Daß die Welt nur als Begleitumstand einer Liebe zu ertragen ist, ist nur eine der Erkenntnisse dieses Romans. Ein Maskenball wird hier inszeniert, ein schnelldrehendes Schattenspiel zwischen den Geschlechtern vor dem Hintergrund zeitgenössischer Anblicke: Ferienburgen, Vergnügungs-Gigantomanie und Postkolonialismus. Das Wochenende führt die Gruppe in die Nachtcafes, das Ensor- Haus und zur Baustelle eines maritimen Luxusrestaurants. Wohl nie hat Brigitte Kronauer ihre Sprachmagie aufregender und raffinierter eingesetzt als hier. Von der Sehnsucht in allen und in allem handelt dieser große Roman, der uns mit tausend Verlockungen in seinen Bann zieht.

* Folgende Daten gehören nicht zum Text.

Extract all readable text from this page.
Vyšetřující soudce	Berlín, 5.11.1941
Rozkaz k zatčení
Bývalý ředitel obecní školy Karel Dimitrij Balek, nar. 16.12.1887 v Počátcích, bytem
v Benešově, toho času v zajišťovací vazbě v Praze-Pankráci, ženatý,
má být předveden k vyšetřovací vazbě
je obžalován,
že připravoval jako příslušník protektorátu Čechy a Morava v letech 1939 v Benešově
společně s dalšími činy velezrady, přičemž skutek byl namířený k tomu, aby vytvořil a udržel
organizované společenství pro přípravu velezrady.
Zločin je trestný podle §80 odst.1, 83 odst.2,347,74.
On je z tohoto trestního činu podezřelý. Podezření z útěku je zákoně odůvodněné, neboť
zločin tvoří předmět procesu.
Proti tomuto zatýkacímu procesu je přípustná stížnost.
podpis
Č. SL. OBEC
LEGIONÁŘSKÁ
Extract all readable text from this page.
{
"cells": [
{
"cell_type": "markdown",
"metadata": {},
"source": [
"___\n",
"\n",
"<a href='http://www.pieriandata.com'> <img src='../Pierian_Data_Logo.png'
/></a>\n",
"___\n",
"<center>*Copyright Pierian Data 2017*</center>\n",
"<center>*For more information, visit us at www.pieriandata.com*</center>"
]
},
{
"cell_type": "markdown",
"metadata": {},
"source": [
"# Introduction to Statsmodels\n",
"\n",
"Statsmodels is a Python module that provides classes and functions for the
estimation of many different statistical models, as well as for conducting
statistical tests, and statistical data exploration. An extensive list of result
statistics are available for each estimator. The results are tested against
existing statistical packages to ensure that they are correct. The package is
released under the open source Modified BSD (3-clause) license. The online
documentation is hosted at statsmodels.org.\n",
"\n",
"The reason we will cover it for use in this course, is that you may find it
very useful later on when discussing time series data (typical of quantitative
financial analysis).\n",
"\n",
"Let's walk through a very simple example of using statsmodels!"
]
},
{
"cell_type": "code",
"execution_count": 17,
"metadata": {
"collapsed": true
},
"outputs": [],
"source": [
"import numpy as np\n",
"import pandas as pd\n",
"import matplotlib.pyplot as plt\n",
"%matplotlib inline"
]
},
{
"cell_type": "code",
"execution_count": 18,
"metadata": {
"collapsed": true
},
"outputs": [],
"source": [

Perlentaucher-Notiz zur F.A.Z.-Rezension
Rezensent Patrick Bahners feiert diesen Roman als "Protokoll eines sinnespsychologischen Experiments in moralischer Tradition". DerTitel stammt seinen Informationen zufolge aus dem Abschnitt 119 des zweiten Buchs von Friedrich Nietzsches "Morgenröte", in dem es um das Erdichten von Erleben geht. Wie in ihren früheren Büchern begeistert Brigitte Kronauer den Rezensenten auch mit ihrer Form- und Konstruktionskunst. Schauplatz ist ein unwirtlicher Badeort. Hier sieht Bahners die Autorin einen "Geistesblitzkrieg" führen und "Seelenbunker" mit "unsichtbaren Kritzeleien" bedecken, hinter denen sich andere Ichs verschanzen, wie unser Rezensent in edler Euphorie vor sich hin spintisiert. Bei den Protagonisten handelt es sich seinen Informationen zufolge um den mit seiner Großmutter reisenden Roy und eine schöne Italienerin namens Sonia, in die sich Roy natürlich verliebt. Was genau sich im Roman ereignet, ist den Ausführungen des Rezensenten leider nicht wirklich zu entnehmen. Aber er ist auch ein Denkmal für den Maler James Ensor, meint Bahners.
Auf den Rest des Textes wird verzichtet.